26 dezembro 2007

De Alagadiços e Areais

Cecília encarava aquela montanha branca tão próxima e aguardava Martin pacientemente. Ela agora era a única na cidade. Ela e as redes nas varandas. A ventania não havia parado por três anos consecutivos e agora as últimas portas abertas da cidade estavam trancadas. Ela chorava quieta, olhando a areia invadir as ruas da cidade. Mesmo que não se lembrasse mais como tudo começou, ela sabia exatemente como terminaria.

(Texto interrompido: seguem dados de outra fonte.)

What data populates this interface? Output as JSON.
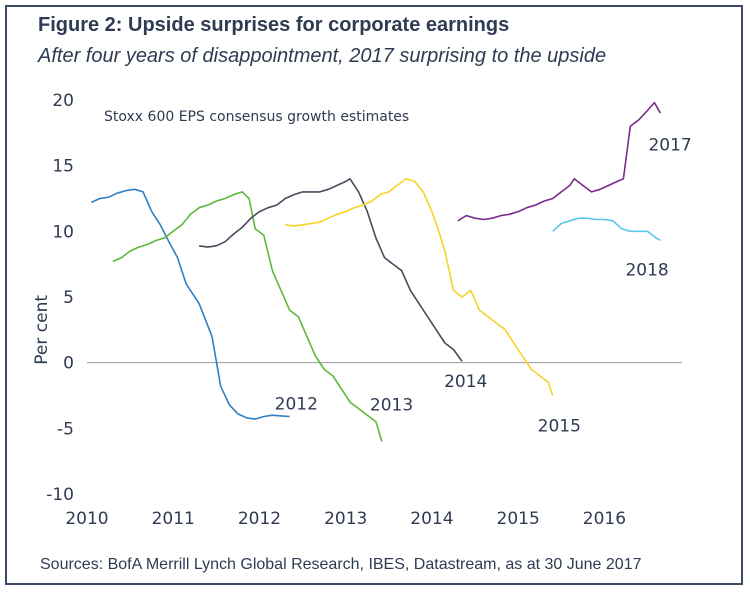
{
  "title": "Figure 2: Upside surprises for corporate earnings",
  "subtitle": "After four years of disappointment, 2017 surprising to the upside",
  "source": "Sources: BofA Merrill Lynch Global Research, IBES, Datastream, as at 30 June 2017",
  "chart_data": {
    "type": "line",
    "ylabel": "Per cent",
    "annotation": "Stoxx 600 EPS consensus growth estimates",
    "xlim": [
      2010,
      2016.9
    ],
    "ylim": [
      -10,
      20
    ],
    "xticks": [
      2010,
      2011,
      2012,
      2013,
      2014,
      2015,
      2016
    ],
    "yticks": [
      -10,
      -5,
      0,
      5,
      10,
      15,
      20
    ],
    "grid": false,
    "legend": "labels at line ends",
    "series": [
      {
        "name": "2012",
        "color": "#2f7fc3",
        "x": [
          2010.05,
          2010.15,
          2010.25,
          2010.35,
          2010.45,
          2010.55,
          2010.65,
          2010.75,
          2010.85,
          2010.95,
          2011.05,
          2011.15,
          2011.3,
          2011.45,
          2011.55,
          2011.65,
          2011.75,
          2011.85,
          2011.95,
          2012.05,
          2012.15,
          2012.25,
          2012.35
        ],
        "y": [
          12.2,
          12.5,
          12.6,
          12.9,
          13.1,
          13.2,
          13.0,
          11.5,
          10.5,
          9.2,
          8.0,
          6.0,
          4.5,
          2.0,
          -1.8,
          -3.2,
          -3.9,
          -4.2,
          -4.3,
          -4.1,
          -4.0,
          -4.05,
          -4.1
        ]
      },
      {
        "name": "2013",
        "color": "#5cb83c",
        "x": [
          2010.3,
          2010.4,
          2010.5,
          2010.6,
          2010.7,
          2010.8,
          2010.9,
          2011.0,
          2011.1,
          2011.2,
          2011.3,
          2011.4,
          2011.5,
          2011.6,
          2011.7,
          2011.8,
          2011.88,
          2011.95,
          2012.05,
          2012.15,
          2012.25,
          2012.35,
          2012.45,
          2012.55,
          2012.65,
          2012.75,
          2012.85,
          2012.95,
          2013.05,
          2013.15,
          2013.25,
          2013.35,
          2013.42
        ],
        "y": [
          7.7,
          8.0,
          8.5,
          8.8,
          9.0,
          9.3,
          9.5,
          10.0,
          10.5,
          11.3,
          11.8,
          12.0,
          12.3,
          12.5,
          12.8,
          13.0,
          12.5,
          10.2,
          9.7,
          7.0,
          5.5,
          4.0,
          3.5,
          2.0,
          0.5,
          -0.5,
          -1.0,
          -2.0,
          -3.0,
          -3.5,
          -4.0,
          -4.5,
          -6.0
        ]
      },
      {
        "name": "2014",
        "color": "#4a4a5e",
        "x": [
          2011.3,
          2011.4,
          2011.5,
          2011.6,
          2011.7,
          2011.8,
          2011.9,
          2012.0,
          2012.1,
          2012.2,
          2012.3,
          2012.4,
          2012.5,
          2012.6,
          2012.7,
          2012.8,
          2012.9,
          2013.0,
          2013.05,
          2013.15,
          2013.25,
          2013.35,
          2013.45,
          2013.55,
          2013.65,
          2013.75,
          2013.85,
          2013.95,
          2014.05,
          2014.15,
          2014.25,
          2014.35
        ],
        "y": [
          8.9,
          8.8,
          8.9,
          9.2,
          9.8,
          10.3,
          11.0,
          11.5,
          11.8,
          12.0,
          12.5,
          12.8,
          13.0,
          13.0,
          13.0,
          13.2,
          13.5,
          13.8,
          14.0,
          13.0,
          11.5,
          9.5,
          8.0,
          7.5,
          7.0,
          5.5,
          4.5,
          3.5,
          2.5,
          1.5,
          1.0,
          0.1
        ]
      },
      {
        "name": "2015",
        "color": "#f5d327",
        "x": [
          2012.3,
          2012.4,
          2012.5,
          2012.6,
          2012.7,
          2012.8,
          2012.9,
          2013.0,
          2013.1,
          2013.2,
          2013.3,
          2013.4,
          2013.5,
          2013.6,
          2013.7,
          2013.8,
          2013.9,
          2014.0,
          2014.08,
          2014.15,
          2014.25,
          2014.35,
          2014.45,
          2014.55,
          2014.65,
          2014.75,
          2014.85,
          2014.95,
          2015.05,
          2015.15,
          2015.25,
          2015.35,
          2015.4
        ],
        "y": [
          10.5,
          10.4,
          10.5,
          10.6,
          10.7,
          11.0,
          11.3,
          11.5,
          11.8,
          12.0,
          12.3,
          12.8,
          13.0,
          13.5,
          14.0,
          13.8,
          13.0,
          11.5,
          10.0,
          8.5,
          5.5,
          5.0,
          5.5,
          4.0,
          3.5,
          3.0,
          2.5,
          1.5,
          0.5,
          -0.5,
          -1.0,
          -1.5,
          -2.5
        ]
      },
      {
        "name": "2017",
        "color": "#7a2a8c",
        "x": [
          2014.3,
          2014.4,
          2014.5,
          2014.6,
          2014.7,
          2014.8,
          2014.9,
          2015.0,
          2015.1,
          2015.2,
          2015.3,
          2015.4,
          2015.5,
          2015.6,
          2015.65,
          2015.75,
          2015.85,
          2015.95,
          2016.05,
          2016.15,
          2016.22,
          2016.3,
          2016.4,
          2016.5,
          2016.58,
          2016.65
        ],
        "y": [
          10.8,
          11.2,
          11.0,
          10.9,
          11.0,
          11.2,
          11.3,
          11.5,
          11.8,
          12.0,
          12.3,
          12.5,
          13.0,
          13.5,
          14.0,
          13.5,
          13.0,
          13.2,
          13.5,
          13.8,
          14.0,
          18.0,
          18.5,
          19.2,
          19.8,
          19.0
        ]
      },
      {
        "name": "2018",
        "color": "#5bc8e8",
        "x": [
          2015.4,
          2015.5,
          2015.6,
          2015.7,
          2015.8,
          2015.9,
          2016.0,
          2016.1,
          2016.2,
          2016.3,
          2016.4,
          2016.5,
          2016.6,
          2016.65
        ],
        "y": [
          10.0,
          10.6,
          10.8,
          11.0,
          11.0,
          10.9,
          10.9,
          10.8,
          10.2,
          10.0,
          10.0,
          10.0,
          9.5,
          9.3
        ]
      }
    ]
  }
}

No vazio.

De início, a areia que o vento trazia parecia vir de longe, irritava os olhos e deu trabalho a Seu Manel da Farmácia. Depois, começou a sujar as casas, foi se chegando calada, raspando as peles grossas daquele sol do meio da terra. Cecília achou que a cidade fosse se acostumar porque Alagadiços sempre se acostumava com as coisas. Todos se acostumaram com o fato de não haver padre por 10 anos até chegar Padre Jacinto e Alagadiços se acostumou a ele também. Se acostumaram com o fato do Plano Diretor Contra a Seca de Alfinim Ariza, filho do Coronel Sebastião Ariza, não ter dado certo e, ao invés de irrigar as plantações, o rapaz verdejou os campos do pai com a mesma rapidez com que a cidade ressecou. Alagadiços se acostumou a não ter mais que poça d'agua. A cidade se acostumou a ver os filhos e os pais partirem. As mulheres se acostumaram a esperar o carteiro. Porém, depois de um ano de vento e poeira os moradores acordaram com a Duna parada bem diante da cidade e aí ninguém mais quis se acostumar.

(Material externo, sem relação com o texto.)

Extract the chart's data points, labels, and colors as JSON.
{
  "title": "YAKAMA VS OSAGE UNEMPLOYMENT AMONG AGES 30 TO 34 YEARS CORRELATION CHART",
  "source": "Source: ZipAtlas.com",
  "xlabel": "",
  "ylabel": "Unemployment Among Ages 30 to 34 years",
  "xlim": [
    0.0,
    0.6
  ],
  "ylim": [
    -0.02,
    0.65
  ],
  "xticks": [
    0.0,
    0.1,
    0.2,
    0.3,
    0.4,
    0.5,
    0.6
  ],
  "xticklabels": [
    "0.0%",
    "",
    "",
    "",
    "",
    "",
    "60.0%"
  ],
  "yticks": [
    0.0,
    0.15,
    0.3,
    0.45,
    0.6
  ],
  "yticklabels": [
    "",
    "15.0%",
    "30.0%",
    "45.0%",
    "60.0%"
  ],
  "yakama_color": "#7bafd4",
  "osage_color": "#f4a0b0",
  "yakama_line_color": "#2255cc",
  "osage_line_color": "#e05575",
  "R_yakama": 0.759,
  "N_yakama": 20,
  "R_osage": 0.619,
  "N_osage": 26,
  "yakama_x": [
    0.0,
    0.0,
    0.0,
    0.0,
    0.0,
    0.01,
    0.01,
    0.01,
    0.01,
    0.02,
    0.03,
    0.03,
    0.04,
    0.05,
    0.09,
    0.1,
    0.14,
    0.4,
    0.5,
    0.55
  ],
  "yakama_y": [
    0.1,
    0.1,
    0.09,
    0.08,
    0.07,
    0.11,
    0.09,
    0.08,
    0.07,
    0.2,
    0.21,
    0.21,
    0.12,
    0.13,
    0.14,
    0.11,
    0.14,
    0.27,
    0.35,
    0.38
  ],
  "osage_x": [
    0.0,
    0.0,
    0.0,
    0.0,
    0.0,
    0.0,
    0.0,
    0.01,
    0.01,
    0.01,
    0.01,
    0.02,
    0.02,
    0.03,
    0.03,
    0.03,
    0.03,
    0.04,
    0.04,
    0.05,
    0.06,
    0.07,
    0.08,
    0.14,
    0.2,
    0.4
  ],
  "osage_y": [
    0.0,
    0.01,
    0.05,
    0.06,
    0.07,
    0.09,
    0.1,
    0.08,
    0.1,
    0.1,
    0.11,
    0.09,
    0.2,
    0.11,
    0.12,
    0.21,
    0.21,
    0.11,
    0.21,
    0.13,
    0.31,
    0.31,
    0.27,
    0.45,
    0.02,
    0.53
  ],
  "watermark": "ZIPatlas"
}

A Duna era grande, fazia sombra e caminhava na direção da cidade. A casa de Geraldo Anão foi a primeira a ser engolida pela areia. Pararam de chegar os tropeiros, caixeiros e, por fim, o correio e o prefeito. Cecília passava horas pensando como Martin faria agora que a montanha branca estava ali. Sonhava com o raiar do dia e a sombra de Martin chegando de barba por fazer.



A areia alterou os humores. Os homens viviam de olhos vermelhos, as mulheres curvadas de varrer, ninguém dormia direito e a comida era crocante . O povo virou uma gente magra, cinza e áspera. Até que o vento foi invadindo também a memória e raspando as lembranças de todos e a terra ficou sem sentido. Maridos esqueciam o que falar para as esposas, as crianças esqueceram as canções e, quando a areia impediu Padre Jacinto de rezar o Pai-Nosso, ele mesmo trancou a Igreja e partiu para a Duna como Cristo partiu para o deserto. Cecília esqueceu a infância e quase esqueceu Martin.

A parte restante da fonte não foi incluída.